Kilconquhar Loch and Church
Publisher: M. Wane & Co, Edinburgh
Google Street View (location)
Today’s Kilconquhar is dominated by the imposing Kilconquhar Parish Church which stands in its raised churchyard at the west end of the village’s main street. This is fitting, because it seems that the name and the origin of Kilconquhar both relate to the church. Placenames beginning “Kil” are usually associated with very early churches, and the name of Kilconquhar probably comes from the Gaelic Cill Conchubair meaning the church of Conquhar or Connacher. The theory is that an early Christian missionary of Irish origin established a chapel here, perhaps in the 600s, which over the centuries developed into the church known to have been bestowed on the convent in North Berwick in 1200.
Although Kilconquhar has effectively been built along the north shore of Kilconquhar Loch, it comes as a surprise to find that the loch is virtually inaccessible, even almost invisible, from the village. The sign outside the Kinneuchar Inn suggests the loch was once used for curling in winter, and these days it is a Site of Special Scientific Interest. It is also an oddly difficult stretch of water to discover much about.
This cruciform church was built between 1819 and 1821, adjacent to an earlier church (site 1232). It was designed by Richard Crichton and built by R and R Dickson. The church is situated on high ground in the centre of the village, overlooking Kilconquhar loch to the south. The graveyard, which is still in use, surrounds the church.

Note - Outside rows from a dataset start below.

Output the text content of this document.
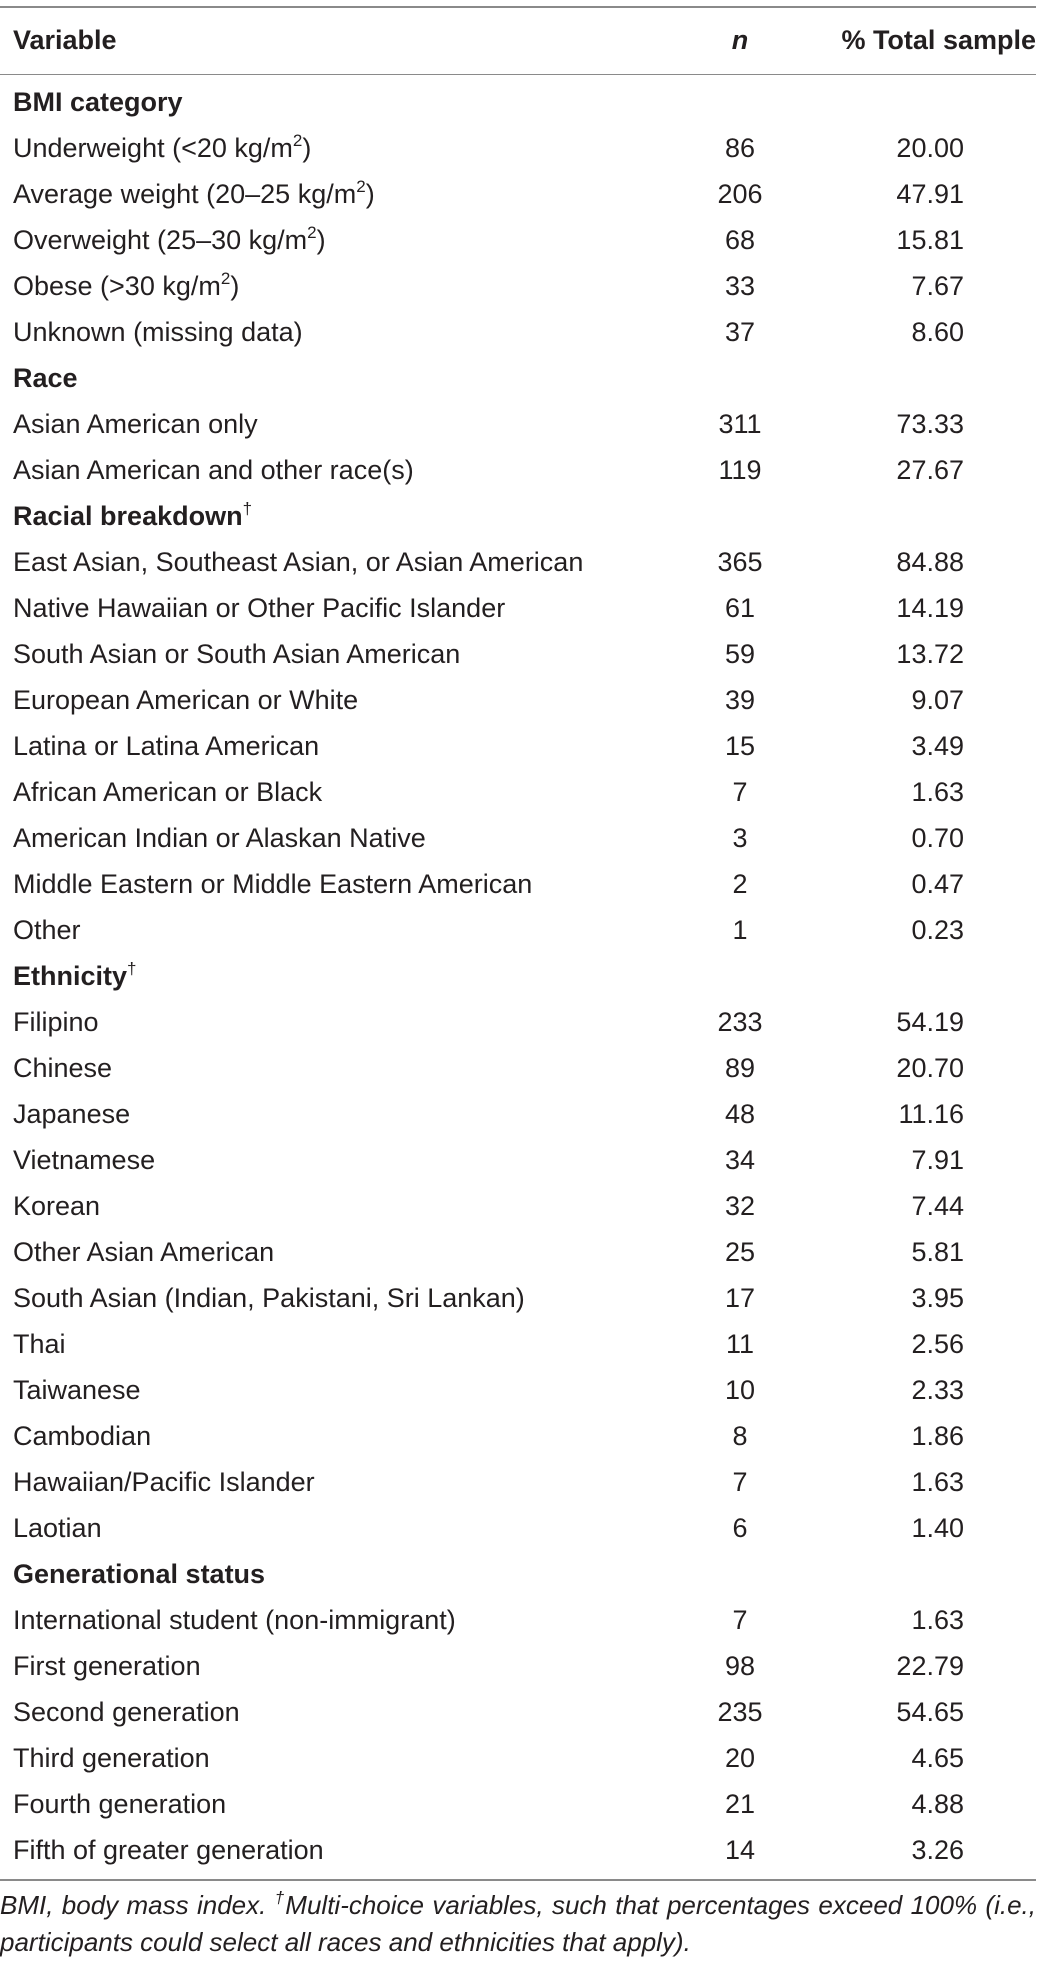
Variable	n	% Total sample
BMI category
Underweight (<20 $kg/m^2$)	86	20.00
Average weight (20–25 $kg/m^2$)	206	47.91
Overweight (25–30 $kg/m^2$)	68	15.81
Obese (>30 $kg/m^2$)	33	7.67
Unknown (missing data)	37	8.60
Race
Asian American only	311	73.33
Asian American and other race(s)	119	27.67
Racial breakdown†
East Asian, Southeast Asian, or Asian American	365	84.88
Native Hawaiian or Other Pacific Islander	61	14.19
South Asian or South Asian American	59	13.72
European American or White	39	9.07
Latina or Latina American	15	3.49
African American or Black	7	1.63
American Indian or Alaskan Native	3	0.70
Middle Eastern or Middle Eastern American	2	0.47
Other	1	0.23
Ethnicity†
Filipino	233	54.19
Chinese	89	20.70
Japanese	48	11.16
Vietnamese	34	7.91
Korean	32	7.44
Other Asian American	25	5.81
South Asian (Indian, Pakistani, Sri Lankan)	17	3.95
Thai	11	2.56
Taiwanese	10	2.33
Cambodian	8	1.86
Hawaiian/Pacific Islander	7	1.63
Laotian	6	1.40
Generational status
International student (non-immigrant)	7	1.63
First generation	98	22.79
Second generation	235	54.65
Third generation	20	4.65
Fourth generation	21	4.88
Fifth of greater generation	14	3.26
BMI, body mass index. †Multi-choice variables, such that percentages exceed 100% (i.e., participants could select all races and ethnicities that apply).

The oldest stones are found around the old parish church to the east of the present church which it predates, and there are some interesting eighteenth century memorials towards the south east corner.
POWiS (Places of Worship in Scotland)
By 1818 the old Church was in need of repair and enlargement so it was decided to build a new church big enough to accommodate 900. The plan of the church being built at the time at Cockpen in the parish of Dalkeith was adopted and was not to cost more than £2500. The perspective view of the new Church from 1819 prepared by Messrs R & R Dickson, Edinburgh Architects can be seen in the Church’s North Hall. Before the building was completed the plans were enlarged to seat 1035 and the heritors were canny enough to save money by using as much of the old building as possible. They also needed to take down the old church as the space was needed to accommodate the new building. The building is a cruciform design with a clock and bell tower at the west end and was opened on 12th August 1821. It more or less came in on budget at £2761, the additional cost due to the changes to the design. In 1900 the chancel at the east end was added along with the organ, the communion tables and chairs.